«Тебя прозвали Умником, хотя на самом деле ты глупый и упрямый. Что стоило не тянуть до последнего, а притащиться к моему порогу хотя бы седмицей раньше? Теперь косишься, как побитая собака, и ждешь помощи… Сам виноват, отчего пришел так поздно?»
Умник в очередной раз закашлялся, торопливо прикрывая рот куском застиранного холста. По желтоватой ткани расплылись крохотные алые капли, в точности раздавленные медузы на Рваном берегу. Мерриль тактично отвела взгляд. Острый нож в ее руках порхал, измельчая толстые, мясистые листья дождевого плюща. Сок брызгал липкими каплями из-под лезвия.
Быстрым движением Мерриль сгребла нарубленные листья в пригоршню, отправив их в булькающий на огне котелок. Там уже вязко плавился, исходя сладким паром, дикий мед. Мерриль смешала его в нужных пропорциях с истолченными косточками вишни, ягодами бузины и каменным мхом. Средство давнее, испытанное и надежное, если применять его в самом начале болезни. Но Умник убедил себя в том, что это обычная сезонная лихорадка, принесенная в Киркволл стылыми осенними ветрами. Он много раз переносил лихорадку на ногах… вот только в нынешнем году его прихватило всерьез.
Теперь все, на что способно ее зелье – облегчить его страдания.
Долг Первой – не оставлять просящего без надежды. Право Видящей – решать чужие судьбы.
Стараясь не обжечься, Мерриль перелила готовый отвар в кожаную флягу и старательно закупорила. Взболтала, надеясь, что вкус меда и вишни перебьет едва ощутимую горечь вытяжки из горноцвета. Она уронила в настой всего одну капельку. Больше не понадобится.
– Принимай дважды в день по большой ложке, – велела Мерриль, строго хмуря брови. – А на ночь сделай сразу три глотка, понял? Непременно раздобудь жаровню, не спи в холоде. Скажи госпоже Лусине, пусть разрешит тебе отдохнуть хотя бы пару деньков. Уверена, она не откажет, ведь ты, – Мерриль запнулась, подбирая нужные слова, – ты очень ценный работник.
– Я поправлюсь? – Умник торопливо укрыл перешедшую из рук в руки флягу в складках плаща. Всегда заботившийся о своей внешности, теперь он выглядел на редкость скверно. Покрасневшие глаза слезились, на ввалившихся щеках проступили багровые пятна. Он закашлялся, сплюнув в тряпицу багровым сгустком. – Скажи, Мерриль, я скоро приду в себя, да? Лусина не станет держать в своем заведении перхающую клячу, страшную, как грех!

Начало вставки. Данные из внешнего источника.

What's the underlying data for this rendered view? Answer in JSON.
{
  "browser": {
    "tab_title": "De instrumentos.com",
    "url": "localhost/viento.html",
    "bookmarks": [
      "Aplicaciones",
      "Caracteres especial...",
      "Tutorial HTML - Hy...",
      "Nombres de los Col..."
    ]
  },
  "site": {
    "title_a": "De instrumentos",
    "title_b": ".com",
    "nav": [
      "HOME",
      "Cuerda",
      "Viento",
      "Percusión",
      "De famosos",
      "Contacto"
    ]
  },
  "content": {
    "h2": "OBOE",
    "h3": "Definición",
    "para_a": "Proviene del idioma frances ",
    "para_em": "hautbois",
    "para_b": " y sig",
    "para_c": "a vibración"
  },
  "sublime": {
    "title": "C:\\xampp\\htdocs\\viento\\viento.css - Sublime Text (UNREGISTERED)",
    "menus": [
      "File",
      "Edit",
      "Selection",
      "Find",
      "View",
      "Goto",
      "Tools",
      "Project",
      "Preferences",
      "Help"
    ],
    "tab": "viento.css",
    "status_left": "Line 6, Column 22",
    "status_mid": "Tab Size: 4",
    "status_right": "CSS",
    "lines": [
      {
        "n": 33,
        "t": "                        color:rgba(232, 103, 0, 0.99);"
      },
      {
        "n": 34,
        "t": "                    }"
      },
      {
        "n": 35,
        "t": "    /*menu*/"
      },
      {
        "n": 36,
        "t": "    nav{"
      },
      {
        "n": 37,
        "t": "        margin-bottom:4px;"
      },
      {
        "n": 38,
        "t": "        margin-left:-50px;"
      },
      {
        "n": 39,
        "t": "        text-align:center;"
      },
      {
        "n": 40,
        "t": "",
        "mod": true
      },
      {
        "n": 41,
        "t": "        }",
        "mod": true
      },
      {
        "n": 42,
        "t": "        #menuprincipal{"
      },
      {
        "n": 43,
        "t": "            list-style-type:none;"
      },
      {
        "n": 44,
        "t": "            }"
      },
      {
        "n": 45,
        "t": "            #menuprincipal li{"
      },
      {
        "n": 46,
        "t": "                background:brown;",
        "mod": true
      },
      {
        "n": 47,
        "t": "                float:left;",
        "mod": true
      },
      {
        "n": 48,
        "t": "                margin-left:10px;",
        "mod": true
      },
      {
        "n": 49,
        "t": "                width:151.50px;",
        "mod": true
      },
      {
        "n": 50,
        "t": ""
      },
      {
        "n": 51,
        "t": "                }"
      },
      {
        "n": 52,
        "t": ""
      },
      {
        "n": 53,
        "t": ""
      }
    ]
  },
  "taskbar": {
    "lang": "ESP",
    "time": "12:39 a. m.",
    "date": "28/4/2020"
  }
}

«Нет. Ты умрешь через пару дней, но хотя бы не захлебнешься перед смертью собственной кровью. Спокойно уснешь и больше не проснешься. Как жаль. Так жаль, что ничего нельзя исправить».
– Конечно, – Мерриль закивала столь яростно, что растрепанная челка упала ей на глаза. – Не отчаивайся прежде времени. Вот увидишь, настой подействует, тебе сразу станет лучше! Никто не вышвырнет тебя на улицу. Что за глупости, разве Лусина сможет расстаться с таким красавчиком? У нее сердце разорвётся при одной мысли о том, что ты покинешь ее дом!
Умник зашмыгал распухшим носом в безнадежных попытках рассмеяться. Будучи одним из элвен, Умник сумел кой-чего достичь в мире, где правили люди – пусть и пожертвовав многим ради достижения цели. Он работал в «Цветущей розе», лучшем из борделей Верхнего Киркволла. Умник переодевался девицей, пел и танцевал, и шел нарасхват у гостей заведения. В свой первый год городской жизни Мерриль искренне недоумевала, как элвен смог добровольно стать людской подстилкой. Она даже накричала на растерявшегося Умника. Вспоминая этот скандал, друзья до сих пор потешаются над ее наивностью.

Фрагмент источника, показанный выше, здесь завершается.